William Allain


William Alexander "Bill" Allain was an American politician who held office as the 59th Governor of Mississippi as a Democrat from 1984 to 1988.

Biography

He was born in Washington in Adams County near Natchez, Mississippi. He attended the University of Notre Dame in South Bend, Indiana, and received his law degree from the University of Mississippi School of Law at Oxford. Allain served in the United States Army infantry in the Korean War. A Catholic, he was a member of the American Legion and Veterans of Foreign Wars. After the war, he practiced law in Natchez, Mississippi, until his appointment as assistant state attorney general in 1962.
Allain was elected state attorney general in 1979, having defeated the Republican State Senator Charles W. Pickering of Laurel. Allain earned a reputation as a consumer advocate. He fought utility rate increases and stopped the storage of nuclear waste in Mississippi. State labor president Claude Ramsay sought to broker an agreement between Democratic Party presidential candidate Walter F. Mondale and Allain when the latter sought a veto over the federal storage of nuclear waste in Mississippi as a condition for his political support of Mondale.
He also fought the powerful Mississippi Legislature, which for decades had diluted executive branch power by appointing legislators to executive department boards and commissions. The Mississippi Supreme Court, at Allain's insistence, struck the practice as a violation of the constitutional principle of separation of powers. The resulting decision, Allain v. Alexander, is sometimes referred to as "Mississippi's Marbury vs. Madison," after the landmark decision of the United States Supreme Court which delineated the powers of the three branches of the federal government. Allain's efforts strengthened the Mississippi executive and streamlined Mississippi's political processes.

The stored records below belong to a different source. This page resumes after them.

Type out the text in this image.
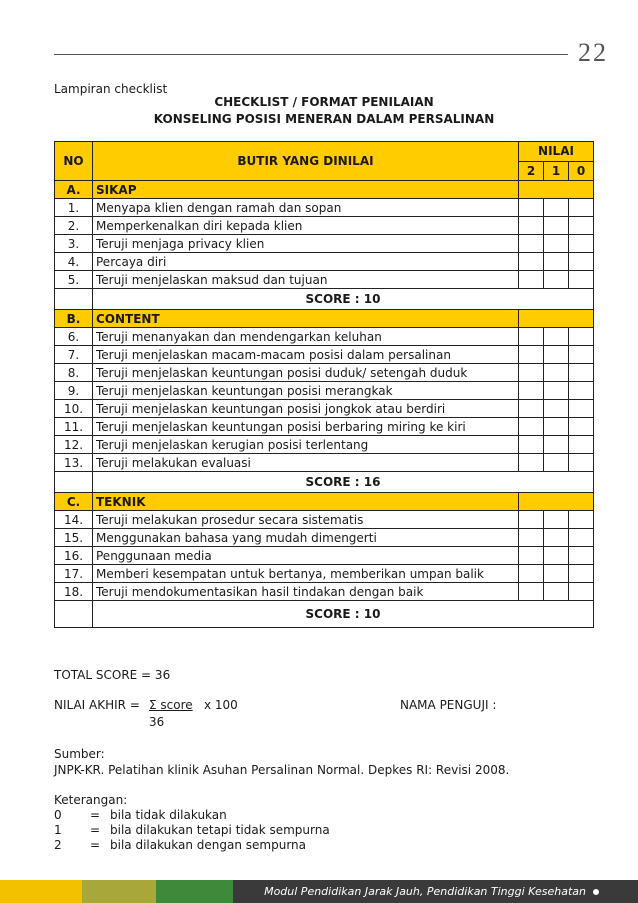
22
Lampiran checklist
CHECKLIST / FORMAT PENILAIAN
KONSELING POSISI MENERAN DALAM PERSALINAN
NO	BUTIR YANG DINILAI	NILAI		
		2	1	0
A.	SIKAP			
1.	Menyapa klien dengan ramah dan sopan			
2.	Memperkenalkan diri kepada klien			
3.	Teruji menjaga privacy klien			
4.	Percaya diri			
5.	Teruji menjelaskan maksud dan tujuan			
	SCORE : 10			
B.	CONTENT			
6.	Teruji menanyakan dan mendengarkan keluhan			
7.	Teruji menjelaskan macam-macam posisi dalam persalinan			
8.	Teruji menjelaskan keuntungan posisi duduk/ setengah duduk			
9.	Teruji menjelaskan keuntungan posisi merangkak			
10.	Teruji menjelaskan keuntungan posisi jongkok atau berdiri			
11.	Teruji menjelaskan keuntungan posisi berbaring miring ke kiri			
12.	Teruji menjelaskan kerugian posisi terlentang			
13.	Teruji melakukan evaluasi			
	SCORE : 16			
C.	TEKNIK			
14.	Teruji melakukan prosedur secara sistematis			
15.	Menggunakan bahasa yang mudah dimengerti			
16.	Penggunaan media			
17.	Memberi kesempatan untuk bertanya, memberikan umpan balik			
18.	Teruji mendokumentasikan hasil tindakan dengan baik			
	SCORE : 10			
TOTAL SCORE = 36
NILAI AKHIR = Σ score x 100
36
NAMA PENGUJI :
Sumber:
JNPK-KR. Pelatihan klinik Asuhan Persalinan Normal. Depkes RI: Revisi 2008.
Keterangan:
0 = bila tidak dilakukan
1 = bila dilakukan tetapi tidak sempurna
2 = bila dilakukan dengan sempurna
Modul Pendidikan Jarak Jauh, Pendidikan Tinggi Kesehatan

Allain as governor instituted a legal panel to study the possibility of re-writing the 1890 Bourbon state constitution and created an administrative task force of state agency heads to reduce the use of illegal drugs. He was unsuccessful in the former and successful in the later case, particularly in the interdiction and seizure of almost a ton of cocaine.
In 1983, while Allain was running for governor against Republican candidate Leon Bramlett of Clarksdale, private detective Rex Armistead, formerly with the Mississippi State Sovereignty Commission, helped to spread rumors that Allain had sexual intercourse with two African-American male transvestites. Allain denied the charges. The transvestites went on the record with a lie detector but in 1984 claimed they had never met Allain and had been paid for their testimony.
Allain died December 2, 2013, in Jackson, Mississippi.